Scientists are discovering and identifying new quassinoids in E. longifolia that may help fight cancer. Laboratory studies in test tubes indicate that the compounds are toxic to lung and cervical cancer cells.

A review from 2018 identified 16 compounds in E. longifolia, isolated from various parts of the plant, that showed promising anticancer properties.

Another laboratory study indicated that quassinoids from E. longifolia were effective against human prostate cancer cells. However, the Endocrine Society contraindicate testosterone treatment in prostate cancer, so using the plant for this condition is not advisable.

Anti-inflammatory and antimicrobial effects

Some research indicates that E. longifolia is effective against bacteria, including Escherichia coli and Salmonella typhi.

In test tube studies, extracts of the plant showed anti-inflammatory and antioxidant properties.

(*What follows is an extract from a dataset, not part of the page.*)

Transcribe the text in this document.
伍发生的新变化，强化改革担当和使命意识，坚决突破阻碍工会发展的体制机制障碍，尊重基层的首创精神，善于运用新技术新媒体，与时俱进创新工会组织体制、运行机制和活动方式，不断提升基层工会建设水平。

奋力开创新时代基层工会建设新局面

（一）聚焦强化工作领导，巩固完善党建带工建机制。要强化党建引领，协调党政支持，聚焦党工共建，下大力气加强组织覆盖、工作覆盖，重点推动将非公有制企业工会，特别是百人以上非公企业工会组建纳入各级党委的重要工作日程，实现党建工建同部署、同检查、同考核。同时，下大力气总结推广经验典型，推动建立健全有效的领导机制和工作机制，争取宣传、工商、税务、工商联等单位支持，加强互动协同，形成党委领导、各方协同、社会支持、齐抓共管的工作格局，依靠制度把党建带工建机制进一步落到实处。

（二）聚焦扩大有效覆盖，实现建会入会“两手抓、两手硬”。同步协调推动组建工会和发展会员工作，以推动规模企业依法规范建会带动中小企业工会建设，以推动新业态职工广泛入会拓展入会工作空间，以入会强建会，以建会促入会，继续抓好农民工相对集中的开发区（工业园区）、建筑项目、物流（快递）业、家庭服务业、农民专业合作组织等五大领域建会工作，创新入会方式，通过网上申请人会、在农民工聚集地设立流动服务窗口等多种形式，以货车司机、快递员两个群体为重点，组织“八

A 2016 review on the safety and toxicity of E. longifolia reported that it does not seem to have detrimental effects on sperm in test tubes when the scientists used it in therapeutic doses. However, animal studies show that in higher concentrations, it may be toxic.

The same review concluded that scientists consider E. longifolia safe as long as people do not take it in high doses. The authors recommend taking 200–400 milligrams daily with caution, especially if the person is an older adult.

People who have hormonal cancers should be cautious of taking E. longifolia, as it may increase testosterone levels. Although laboratory studies have indicated beneficial effects, these effects may not be the same in the human body.

People taking medications to lower their blood glucose should speak to their doctor before taking E. longifolia, as it may increase the effects of these medications.

According to the review, some sources advise people with certain conditions to avoid E. longifolia. These conditions include cancer, heart disease, and kidney disease. People with weakened immune systems should also be cautious.

Tongkat ali seems to be a promising remedy for several health issues. Some research suggests that it is beneficial for male fertility, sexual performance, and stress. It might also be an effective ergogenic aid.

Some laboratory studies indicate the effectiveness of E. longifolia against cancer in test tubes. However, research also suggests that people with certain cancers should avoid using it.

There are some safety issues for people who have certain health conditions and those who are taking specific medications. Therefore, a person should check with their doctor before taking any herbal supplements.